After his studies in architecture and urbanism at TU Dresden and University of Stuttgart, Dr Wiedmann completed his PhD at the urban planning institute of the University of Stuttgart.
In the following years, he was engaged as consultant at Albert Speer + Partner (AS+P) in Frankfurt am Main, where he worked on projects in Munich, such as the urban design parameters for the new Siemens Headquarters in the historic center and high-density housing. He also participated in the development of a master plan for a satellite city centre for 600,000 new inhabitants in metro Cairo.

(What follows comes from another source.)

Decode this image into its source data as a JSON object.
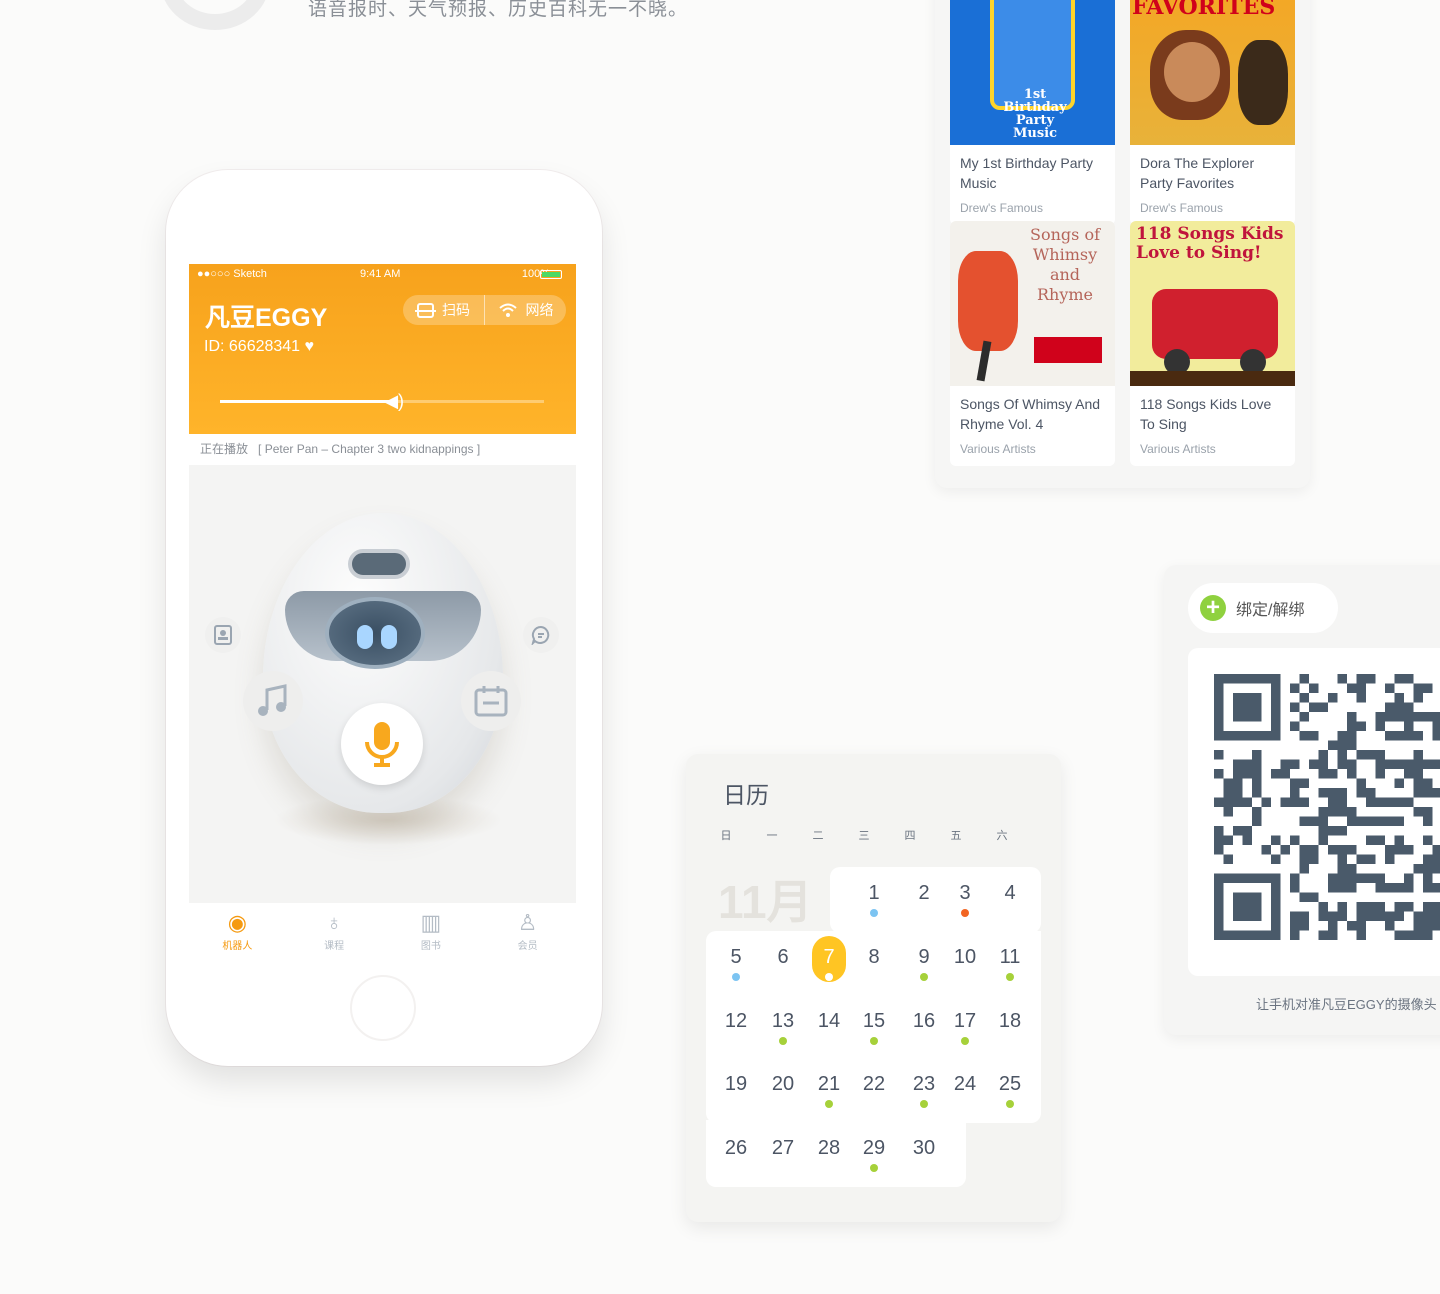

In 2011, he joined an international research collaboration between the Technical University of Munich and Qatar University as a post-doc and project director. Over three years, during which he lived in Doha, Qatar, he coordinated an interdisciplinary and international team and explored new approaches to identify the various interdependencies between emerging knowledge economies and urban transformation in the Global South.
After successfully acquiring a new research project from the Qatar National Research Fund in 2015, he joined the University of Strathclyde (Department of Architecture) in Glasgow, where he studied the effects of rapid migration processes on urban transformation in the Middle East. This research effort resulted in his latest book publication: 'Building Migrant Cities in the Gulf - Urban Transformation in the Middle East'.
In parallel to his research projects, he has been engaged as external lecturer and examiner of undergraduate and postgraduate courses at Frankfurt University of Applied Sciences, German University in Cairo as well as Münster University of Applied Sciences and HFT Stuttgart since 2013.
In March 2019 he joined the University of Nottingham and its Department of Architecture and Built Environment as Assistant Professor. Dr Wiedmann is apart of the Human Factors Research Group.
Florian Wiedmann is an academic specialized in investigating emerging cities from an international and interdisciplinary perspective who has been working in research, practice and teaching since 2006. His research frameworks and methodologies follow an integrated approach and are rooted in space production theories set in juxtaposition to a contemporary understanding of sustainable urbanism. His involvement in interdisciplinary projects and courses in four different countries made it possible for him to gain in-depth experience in various areas of urban development, from urban governance to urban economics and the spatial impact of migration.
The main focus of his research, practice and teaching are found in the theory of sustainable urbanism and the context of urban transformation tendencies worldwide, particularly in emerging cities, and the resulting challenges, such as environmental concerns (e. g. transit-oriented development), new market dynamics (e. g. knowledge economies, migrant housing) and the complex role of place making.
FLORIAN WIEDMANN and SMITA KHAN, 2019. AN EXAMINATION Of URBAN VERTICAL GATED COMMUNITIES Of NAGPUR, INDIA Open House International. 44(4), 5-13
Following three research grants I have acquired and/or coordinated since 2011:
1. Mobility, Displacement, and Forced Migration in the Middle East (2017)
Research collaboration with Georgetown University Qatar. Client: Georgetown University. Budget: $17,270. Duration: 12 months.
2. Investigating Housing Typologies in Multicultural Societies in the Gulf Region (2015 - 2018)
Research collaboration between Qatar University and University of Strathclyde. Client: Qatar National Research Fund. Grant ID: NPRP No.: 7 - 960 - 5 - 135. Total budget: $833,459. Duration: 3 years.
This research projects focuses on rapid migration processes and housing transformation in the Global South with a specific focus on the Gulf region. Housing design and strategies need to cope with increasing challenges to supply hundreds of thousands of new inhabitants with sufficient, attractive and affordable accommodation. This project follows a multi-layered and interdisciplinary approach to investigate the various recent mechanisms in the development of new settlements. The main case studies included Dubai, Abu Dhabi, Doha and Manama due to their extensive growth in recent years.
3. Urban Qualities in Emerging Knowledge Economies (2011 - 2014)
Research collaboration between Qatar University and TU Munich. Client: Qatar National Research Fund. Grant ID: NPRP No.: 9 - 1083 - 6 - 023. Total budget: $974,348. Duration: 3 years.
The main objective of this research project was to investigate new knowledge economies and their role in establishing urban qualities in fast-growing cities. Therefore, the project focused on a new methodological approach for investigating the interdependencies between economic diversification and urban transformation. The project combined interlocking network analyses with Space Syntax studies and behavioral mapping.